Former Middle Schools
- Marian Central School (Gentilly) - all boys, grades 6-8, closed due to Hurricane Katrina
- Bishop Perry School (NO East) - all boys, grades 6-8, opened in 1993, closed in 2006 due to Hurricane Katrina

Former Grammar Schools
- Immaculate Heart of Mary School
- Annunciation Elementary School - Opened in 1894.
- Cathedral Academy, originally St. Louis Cathedral School - In the French Quarter It opened in 1914, and had a building separate from that of its parish. In 2012 the archdiocese decided to close the school. It had 156 students in 2012, and the archdiocese's criterion for optimal enrollment in a K-7 was 200. St. Stephen offered places to St. Louis Cathedral students. Cathedral Academy parents stated opposition against the closure.
- Holy Ghost School (Uptown) - It was a part of the Katharine Drexel Parish, and accepted school vouchers. It closed in 2015; it had 166 students that year.
- Our Lady of Lourdes School
- Our Lady of the Rosary School - The building has a capacity of 500. It housed the Morris Jeff Community School, and after that one moved out in 2015, Bricolage Academy of New Orleans. Bricolage moved down Esplanade Avenue to the former John McDonogh High School campus in the fall of 2018. New Harmony High School is now housed in the former Our Lady of the Rosary school buildings.
- St. Francis of Assisi School - The building was later leased by the charter school Milestone SABIS Academy. In November 2011 St. Francis of Assisi Church agreed to lease its school building to another charter school, Lycée Français de la Nouvelle-Orléans. The Milestone SABIS school leadership learned of the change through the media.

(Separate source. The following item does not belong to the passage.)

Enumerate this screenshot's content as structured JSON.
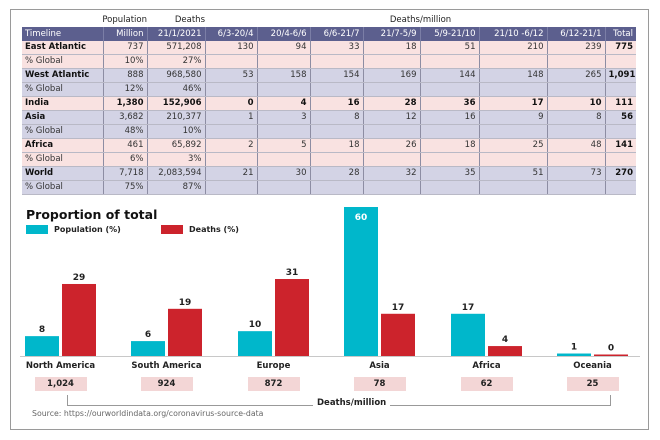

- St. Anthony of Padua School - merging with Christian Brothers in the 2016-2017 school year
- St. Cecilia School - now a DePaul Community Health Center
- St. Peter Claver School - It was in Tremé. It was established in 1921, and closed in 2019. In its final year it had 147 students, while the archdiocese's expected enrollment was 200. At the time its budget shortfall was $83,000. Its tuition usually ranged from $5,400 to $5,900 during the 2017-2018 school year.

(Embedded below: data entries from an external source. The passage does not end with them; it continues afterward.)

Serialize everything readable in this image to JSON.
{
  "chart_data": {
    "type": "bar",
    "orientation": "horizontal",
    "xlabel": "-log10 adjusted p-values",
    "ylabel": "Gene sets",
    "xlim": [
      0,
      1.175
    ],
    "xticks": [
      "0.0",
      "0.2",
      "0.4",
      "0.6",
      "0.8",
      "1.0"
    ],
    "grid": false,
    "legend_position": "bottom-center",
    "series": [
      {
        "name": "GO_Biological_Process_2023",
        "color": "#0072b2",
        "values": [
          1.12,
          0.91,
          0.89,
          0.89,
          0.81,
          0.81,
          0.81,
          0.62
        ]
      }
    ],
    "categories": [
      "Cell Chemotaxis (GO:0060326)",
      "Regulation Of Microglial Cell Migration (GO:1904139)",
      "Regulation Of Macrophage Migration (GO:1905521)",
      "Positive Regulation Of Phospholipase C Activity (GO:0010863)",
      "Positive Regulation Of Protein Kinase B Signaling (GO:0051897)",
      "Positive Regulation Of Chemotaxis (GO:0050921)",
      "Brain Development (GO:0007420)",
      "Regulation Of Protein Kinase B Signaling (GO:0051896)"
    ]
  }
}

- St. Matthias School - Opened in 1921 closed in 1979. The school building was affected by Hurricane Katrina.
- St. Monica School - Master P attended this school. In 1999 it had 125 students. That year the archdiocese leadership stated that it was considering closing the school and merging it into Our Lady of Lourdes. Master P sent $250,000 to the school so it could remain in operation. Hurricane Katrina damaged the school and its affiliated church in 2005; by 2011 the archdiocese sold the property for the buildings to be razed.

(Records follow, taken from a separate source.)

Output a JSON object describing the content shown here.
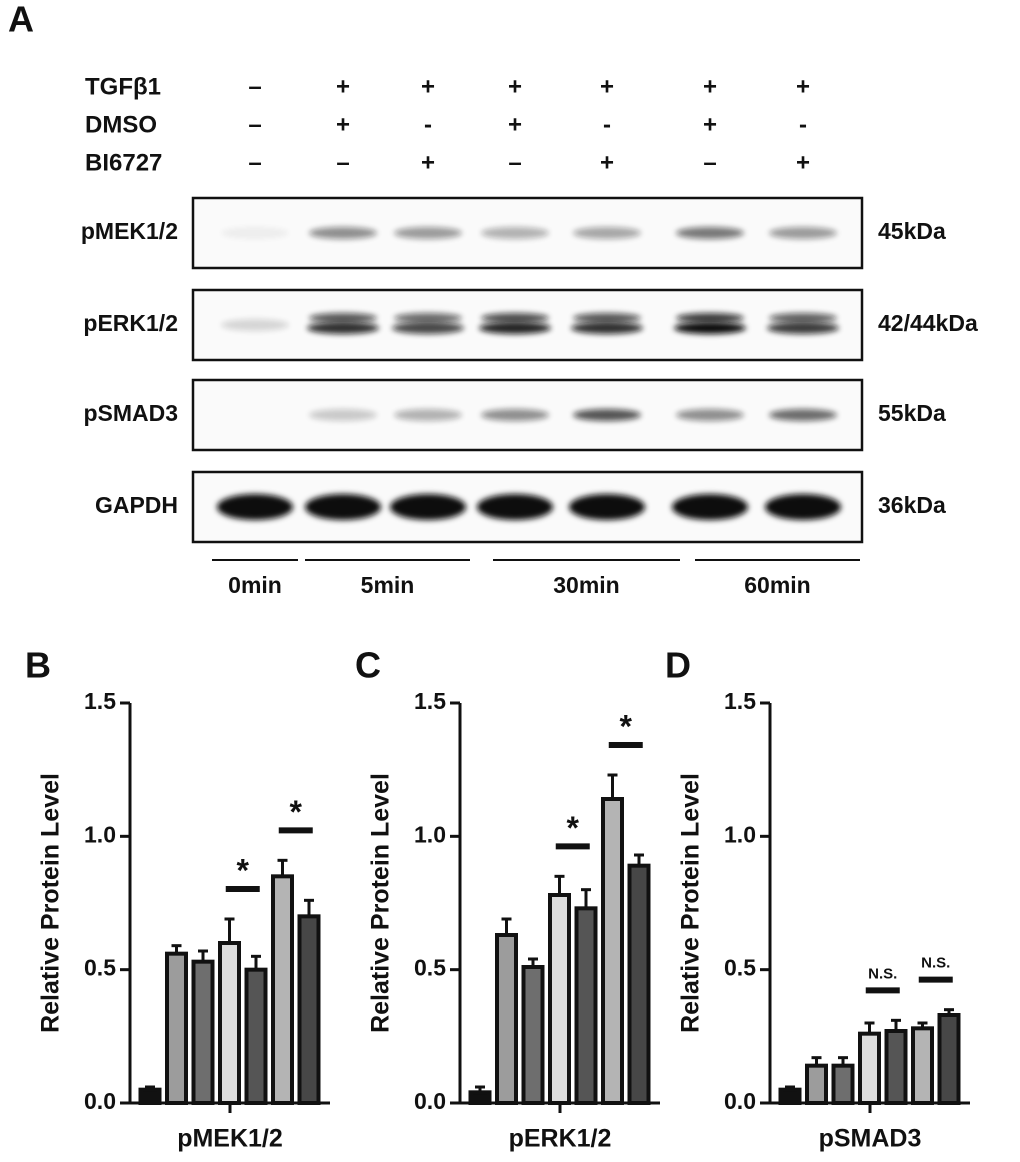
{
  "blot": {
    "panel": "A",
    "treatments": [
      {
        "name": "TGFβ1",
        "marks": [
          "–",
          "+",
          "+",
          "+",
          "+",
          "+",
          "+"
        ]
      },
      {
        "name": "DMSO",
        "marks": [
          "–",
          "+",
          "-",
          "+",
          "-",
          "+",
          "-"
        ]
      },
      {
        "name": "BI6727",
        "marks": [
          "–",
          "–",
          "+",
          "–",
          "+",
          "–",
          "+"
        ]
      }
    ],
    "bands": [
      {
        "name": "pMEK1/2",
        "size": "45kDa"
      },
      {
        "name": "pERK1/2",
        "size": "42/44kDa"
      },
      {
        "name": "pSMAD3",
        "size": "55kDa"
      },
      {
        "name": "GAPDH",
        "size": "36kDa"
      }
    ],
    "times": [
      "0min",
      "5min",
      "30min",
      "60min"
    ]
  },
  "chart_data": [
    {
      "type": "bar",
      "panel": "B",
      "ylabel": "Relative Protein Level",
      "xlabel": "pMEK1/2",
      "values": [
        0.05,
        0.56,
        0.53,
        0.6,
        0.5,
        0.85,
        0.7
      ],
      "errors": [
        0.01,
        0.03,
        0.04,
        0.09,
        0.05,
        0.06,
        0.06
      ],
      "colors": [
        "#111111",
        "#9c9c9c",
        "#6e6e6e",
        "#dcdcdc",
        "#555555",
        "#b4b4b4",
        "#474747"
      ],
      "significance": [
        null,
        "*",
        "*"
      ],
      "ylim": [
        0,
        1.5
      ],
      "yticks": [
        {
          "value": 0,
          "label": "0.0"
        },
        {
          "value": 0.5,
          "label": "0.5"
        },
        {
          "value": 1,
          "label": "1.0"
        },
        {
          "value": 1.5,
          "label": "1.5"
        }
      ]
    },
    {
      "type": "bar",
      "panel": "C",
      "ylabel": "Relative Protein Level",
      "xlabel": "pERK1/2",
      "values": [
        0.04,
        0.63,
        0.51,
        0.78,
        0.73,
        1.14,
        0.89
      ],
      "errors": [
        0.02,
        0.06,
        0.03,
        0.07,
        0.07,
        0.09,
        0.04
      ],
      "colors": [
        "#111111",
        "#9c9c9c",
        "#6e6e6e",
        "#dcdcdc",
        "#555555",
        "#b4b4b4",
        "#474747"
      ],
      "significance": [
        null,
        "*",
        "*"
      ],
      "ylim": [
        0,
        1.5
      ],
      "yticks": [
        {
          "value": 0,
          "label": "0.0"
        },
        {
          "value": 0.5,
          "label": "0.5"
        },
        {
          "value": 1,
          "label": "1.0"
        },
        {
          "value": 1.5,
          "label": "1.5"
        }
      ]
    },
    {
      "type": "bar",
      "panel": "D",
      "ylabel": "Relative Protein Level",
      "xlabel": "pSMAD3",
      "values": [
        0.05,
        0.14,
        0.14,
        0.26,
        0.27,
        0.28,
        0.33
      ],
      "errors": [
        0.01,
        0.03,
        0.03,
        0.04,
        0.04,
        0.02,
        0.02
      ],
      "colors": [
        "#111111",
        "#9c9c9c",
        "#6e6e6e",
        "#dcdcdc",
        "#555555",
        "#b4b4b4",
        "#474747"
      ],
      "significance": [
        null,
        "N.S.",
        "N.S."
      ],
      "ylim": [
        0,
        1.5
      ],
      "yticks": [
        {
          "value": 0,
          "label": "0.0"
        },
        {
          "value": 0.5,
          "label": "0.5"
        },
        {
          "value": 1,
          "label": "1.0"
        },
        {
          "value": 1.5,
          "label": "1.5"
        }
      ]
    }
  ]
}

- St. Paul the Apostle School
- St. Philip the Apostle School
- St. Raphael - merged with St. James Major to form St. Joseph Central School
- St. Raymond School
- St. Rose of Lima School - In 1962 the school desegregated, which resulted in anti-integration protests. In 1978 the congregation ended the school.
- St. Simon Peter School
- St. James Major Elementary School - merged with St. Raphael at the beginning of the 1999-2000 school year; officially closed as a standalone parish school in 2005 due to the catastrophic flooding and damage caused by Hurricane Katrina.

- Plaquemines Parish
- Our Lady of Good Harbor School (Buras) - grades PK-8; It was the first school that the archdiocese ordered desegregated circa the 1960s. As a result, area white families boycotted the school. In August 1963 a vandal bombed the school. Hurricane Camille in 1969 damaged the school.

- St. Bernard Parish
- St. Louise de Marillac School (Arabi)
- St. Robert Bellarmine School (Arabi)

- St. John the Baptist Parish
- Our Lady of Grace School (Reserve) - Closed in 2015; it had 171 students remaining, with about 51 having taken advantage of a Louisiana school voucher regime. There were two graduating classes in 2015.